Jules profitait des absences plus fréquentes d'Hélène pour multiplier ses sottises, dont le pauvre Blaise était toujours l'innocente victime, comme on va le voir dans les chapitres suivants.
VI
VENGEANCE D'UN ELEPHANT
«Broum, broum, broum. Voyez, Messieurs, Mesdames, l'animal le plus grand de tous les animaux créés par le bon Dieu, et, malgré sa grande taille, le plus doux, le plus obéissant. Venez, Messieurs, Mesdames, admirer cet animal et son savoir-faire; deux sous par tête, deux sous.»
L'homme qui parlait ainsi était entré dans la cour du château avec son éléphant, un des plus gros de son espèce et, comme le disait son maître, un des plus doux.
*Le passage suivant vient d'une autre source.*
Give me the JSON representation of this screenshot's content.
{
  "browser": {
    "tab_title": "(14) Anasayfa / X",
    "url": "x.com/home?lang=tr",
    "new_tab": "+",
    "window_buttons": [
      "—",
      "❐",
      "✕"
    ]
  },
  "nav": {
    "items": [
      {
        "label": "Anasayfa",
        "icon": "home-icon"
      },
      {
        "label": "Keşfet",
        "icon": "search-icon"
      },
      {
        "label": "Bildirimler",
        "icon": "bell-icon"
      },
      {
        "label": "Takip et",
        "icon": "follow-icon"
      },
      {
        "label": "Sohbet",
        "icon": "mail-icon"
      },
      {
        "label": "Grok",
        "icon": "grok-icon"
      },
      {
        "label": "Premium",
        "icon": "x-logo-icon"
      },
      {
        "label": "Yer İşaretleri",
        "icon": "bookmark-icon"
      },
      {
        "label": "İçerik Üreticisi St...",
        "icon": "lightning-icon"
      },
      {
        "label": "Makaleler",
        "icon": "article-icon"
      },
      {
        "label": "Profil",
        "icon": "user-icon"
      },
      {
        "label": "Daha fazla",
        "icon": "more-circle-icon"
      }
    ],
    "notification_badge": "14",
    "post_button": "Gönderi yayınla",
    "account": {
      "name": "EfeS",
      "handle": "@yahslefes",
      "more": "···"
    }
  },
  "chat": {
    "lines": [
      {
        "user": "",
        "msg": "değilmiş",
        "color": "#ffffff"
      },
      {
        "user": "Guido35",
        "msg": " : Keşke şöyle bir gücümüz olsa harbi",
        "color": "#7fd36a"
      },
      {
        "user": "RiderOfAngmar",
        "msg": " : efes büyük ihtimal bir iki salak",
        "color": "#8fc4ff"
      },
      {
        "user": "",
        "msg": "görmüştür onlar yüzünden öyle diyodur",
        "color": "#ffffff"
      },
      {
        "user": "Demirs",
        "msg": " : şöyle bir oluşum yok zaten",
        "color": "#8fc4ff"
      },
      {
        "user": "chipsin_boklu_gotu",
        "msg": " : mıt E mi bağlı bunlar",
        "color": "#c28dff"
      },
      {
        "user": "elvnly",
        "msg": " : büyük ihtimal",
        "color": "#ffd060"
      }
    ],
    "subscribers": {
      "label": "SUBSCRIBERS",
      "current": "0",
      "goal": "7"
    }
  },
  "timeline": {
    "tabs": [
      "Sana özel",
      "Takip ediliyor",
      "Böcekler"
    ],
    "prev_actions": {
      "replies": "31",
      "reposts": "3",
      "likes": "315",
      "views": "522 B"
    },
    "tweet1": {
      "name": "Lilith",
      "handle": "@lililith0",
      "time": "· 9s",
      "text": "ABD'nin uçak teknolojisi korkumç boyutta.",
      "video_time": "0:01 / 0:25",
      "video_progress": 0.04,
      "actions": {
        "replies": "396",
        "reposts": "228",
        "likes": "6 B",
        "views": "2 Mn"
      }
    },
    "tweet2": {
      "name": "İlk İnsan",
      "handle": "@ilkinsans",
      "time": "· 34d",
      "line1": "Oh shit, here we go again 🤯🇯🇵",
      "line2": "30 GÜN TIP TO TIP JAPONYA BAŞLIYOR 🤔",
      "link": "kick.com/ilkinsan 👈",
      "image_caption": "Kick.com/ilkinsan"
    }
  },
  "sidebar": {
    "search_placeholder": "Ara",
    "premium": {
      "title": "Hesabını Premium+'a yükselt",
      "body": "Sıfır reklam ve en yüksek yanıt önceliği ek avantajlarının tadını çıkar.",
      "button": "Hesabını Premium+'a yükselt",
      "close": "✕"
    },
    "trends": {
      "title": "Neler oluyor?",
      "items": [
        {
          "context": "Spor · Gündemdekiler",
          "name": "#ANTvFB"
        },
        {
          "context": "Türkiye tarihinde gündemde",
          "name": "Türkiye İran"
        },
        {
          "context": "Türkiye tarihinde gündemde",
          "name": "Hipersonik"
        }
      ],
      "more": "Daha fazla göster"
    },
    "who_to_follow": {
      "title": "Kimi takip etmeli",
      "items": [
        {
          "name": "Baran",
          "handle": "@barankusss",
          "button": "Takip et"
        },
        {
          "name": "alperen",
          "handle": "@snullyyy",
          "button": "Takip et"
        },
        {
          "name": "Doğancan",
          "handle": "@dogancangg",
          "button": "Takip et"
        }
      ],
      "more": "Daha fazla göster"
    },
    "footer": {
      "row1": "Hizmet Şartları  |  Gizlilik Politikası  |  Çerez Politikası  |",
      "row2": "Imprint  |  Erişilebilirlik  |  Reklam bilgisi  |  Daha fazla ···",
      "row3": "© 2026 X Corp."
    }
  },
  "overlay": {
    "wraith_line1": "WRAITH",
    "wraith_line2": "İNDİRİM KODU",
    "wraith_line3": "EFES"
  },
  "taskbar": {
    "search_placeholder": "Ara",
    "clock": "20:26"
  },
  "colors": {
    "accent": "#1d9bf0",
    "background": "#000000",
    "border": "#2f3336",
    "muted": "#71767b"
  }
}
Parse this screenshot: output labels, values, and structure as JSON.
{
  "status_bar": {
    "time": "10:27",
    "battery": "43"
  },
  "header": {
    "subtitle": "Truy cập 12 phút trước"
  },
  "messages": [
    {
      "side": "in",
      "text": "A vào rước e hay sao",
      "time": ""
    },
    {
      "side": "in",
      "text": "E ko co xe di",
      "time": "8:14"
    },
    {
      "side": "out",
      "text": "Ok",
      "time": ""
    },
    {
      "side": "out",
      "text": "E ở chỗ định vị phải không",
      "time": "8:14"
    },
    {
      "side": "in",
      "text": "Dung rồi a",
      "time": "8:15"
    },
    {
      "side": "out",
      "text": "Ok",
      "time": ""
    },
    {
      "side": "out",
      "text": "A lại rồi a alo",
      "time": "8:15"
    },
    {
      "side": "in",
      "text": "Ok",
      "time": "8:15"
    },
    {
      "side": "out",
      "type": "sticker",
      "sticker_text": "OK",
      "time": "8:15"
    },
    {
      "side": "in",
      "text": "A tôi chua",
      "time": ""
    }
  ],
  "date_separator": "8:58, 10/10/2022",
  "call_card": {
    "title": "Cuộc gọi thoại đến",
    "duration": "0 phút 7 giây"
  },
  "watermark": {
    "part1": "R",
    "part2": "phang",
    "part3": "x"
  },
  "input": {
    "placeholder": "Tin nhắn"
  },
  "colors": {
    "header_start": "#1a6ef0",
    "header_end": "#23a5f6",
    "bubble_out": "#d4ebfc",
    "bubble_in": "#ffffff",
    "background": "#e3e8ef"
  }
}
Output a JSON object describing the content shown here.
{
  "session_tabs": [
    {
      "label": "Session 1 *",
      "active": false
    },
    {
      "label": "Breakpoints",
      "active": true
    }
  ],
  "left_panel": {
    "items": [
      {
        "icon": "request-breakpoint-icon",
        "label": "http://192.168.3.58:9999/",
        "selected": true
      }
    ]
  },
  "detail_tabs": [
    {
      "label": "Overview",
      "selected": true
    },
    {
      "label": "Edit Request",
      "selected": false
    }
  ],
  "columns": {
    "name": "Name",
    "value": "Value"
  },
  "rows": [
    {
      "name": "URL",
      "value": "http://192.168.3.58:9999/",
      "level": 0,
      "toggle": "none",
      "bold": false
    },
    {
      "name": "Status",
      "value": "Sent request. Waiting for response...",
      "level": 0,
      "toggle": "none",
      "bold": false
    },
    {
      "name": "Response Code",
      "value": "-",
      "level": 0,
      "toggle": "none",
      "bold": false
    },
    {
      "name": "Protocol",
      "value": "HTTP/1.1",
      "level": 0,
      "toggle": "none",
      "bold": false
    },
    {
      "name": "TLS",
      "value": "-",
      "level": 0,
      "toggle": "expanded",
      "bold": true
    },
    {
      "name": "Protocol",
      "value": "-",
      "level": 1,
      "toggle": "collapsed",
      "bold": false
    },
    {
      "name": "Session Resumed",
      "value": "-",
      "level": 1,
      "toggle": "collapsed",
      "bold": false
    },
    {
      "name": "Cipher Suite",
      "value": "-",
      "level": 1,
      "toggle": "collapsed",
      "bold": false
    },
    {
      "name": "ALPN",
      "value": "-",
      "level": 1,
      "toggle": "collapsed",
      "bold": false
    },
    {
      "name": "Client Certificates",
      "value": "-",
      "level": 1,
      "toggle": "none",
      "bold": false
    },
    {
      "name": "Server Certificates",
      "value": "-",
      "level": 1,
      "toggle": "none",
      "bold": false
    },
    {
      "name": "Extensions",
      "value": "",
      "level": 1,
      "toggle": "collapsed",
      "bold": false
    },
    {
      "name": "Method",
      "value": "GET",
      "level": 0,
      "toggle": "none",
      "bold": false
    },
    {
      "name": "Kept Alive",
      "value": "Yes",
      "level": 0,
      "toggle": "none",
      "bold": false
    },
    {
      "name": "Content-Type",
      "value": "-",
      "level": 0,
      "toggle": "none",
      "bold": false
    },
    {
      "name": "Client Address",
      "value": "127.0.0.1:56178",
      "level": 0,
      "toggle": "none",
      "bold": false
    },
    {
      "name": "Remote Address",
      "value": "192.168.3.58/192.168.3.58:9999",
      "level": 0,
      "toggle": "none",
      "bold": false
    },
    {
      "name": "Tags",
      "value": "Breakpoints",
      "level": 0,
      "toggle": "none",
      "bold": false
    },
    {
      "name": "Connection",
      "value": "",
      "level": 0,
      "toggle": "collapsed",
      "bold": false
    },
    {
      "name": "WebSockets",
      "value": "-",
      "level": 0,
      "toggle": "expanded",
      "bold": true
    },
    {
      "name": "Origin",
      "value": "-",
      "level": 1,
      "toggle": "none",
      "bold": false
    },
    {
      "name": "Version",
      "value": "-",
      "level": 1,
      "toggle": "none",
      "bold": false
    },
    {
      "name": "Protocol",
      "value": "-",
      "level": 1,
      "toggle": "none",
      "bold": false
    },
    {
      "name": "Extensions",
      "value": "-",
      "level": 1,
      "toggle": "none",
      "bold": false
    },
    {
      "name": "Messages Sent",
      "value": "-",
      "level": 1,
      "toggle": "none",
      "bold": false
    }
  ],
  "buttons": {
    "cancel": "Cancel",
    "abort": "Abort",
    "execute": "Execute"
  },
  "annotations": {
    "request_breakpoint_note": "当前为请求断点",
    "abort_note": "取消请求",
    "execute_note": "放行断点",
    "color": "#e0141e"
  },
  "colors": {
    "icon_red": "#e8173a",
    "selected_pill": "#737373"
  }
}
En un instant une douzaine de têtes se firent voir aux fenêtres, entre autres celle de Jules; il accourut aussitôt pour voir l'animal de plus près; Hélène et sa mère le suivirent bientôt, ainsi que tous les domestiques. Quand il y eut dans la cour assez de monde pour donner une représentation du savoir-faire de l'éléphant, le maître passa une sébile devant toutes les personnes présentes, et chacun y déposa son offrande. La sébile se trouvant suffisamment remplie, le maître fit déployer à l'éléphant tous ses talents. Il lui fit lancer une énorme boule et la recevoir au bout de sa trompe; il lui fit saluer la compagnie; déboucher une bouteille de vin, en verser un verre plein, l'avaler sans en répandre une goutte, en verser un second verre et y tremper une tranche de pain qu'il avala comme une pilule; il lui fit casser des noix avec son gros pied de devant; il lui fit transporter en tas des pierres que deux hommes pouvaient à peine soulever, et que l'éléphant enleva avec la même facilité qu'un enfant aurait mise à manier une noix; et il lui fit exécuter beaucoup d'autres tours plus ou moins difficiles, qui excitaient l'admiration de tous les spectateurs.
Quand la représentation fut terminée, le maître s'approcha de M. de Trénilly et lui demanda la permission de coucher dans une de ses granges. M. de Trénilly y consentit, à la grande joie des enfants, qui comptaient bien revoir l'éléphant dans son appartement et lui apporter à manger.
«Que donnez-vous à dîner à votre éléphant? demanda Jules au maître.
—Des boulettes de farine et d'oeufs, Monsieur, et un baquet de son avec des choux et des carottes.
—Où sont vos boulettes? demanda Jules.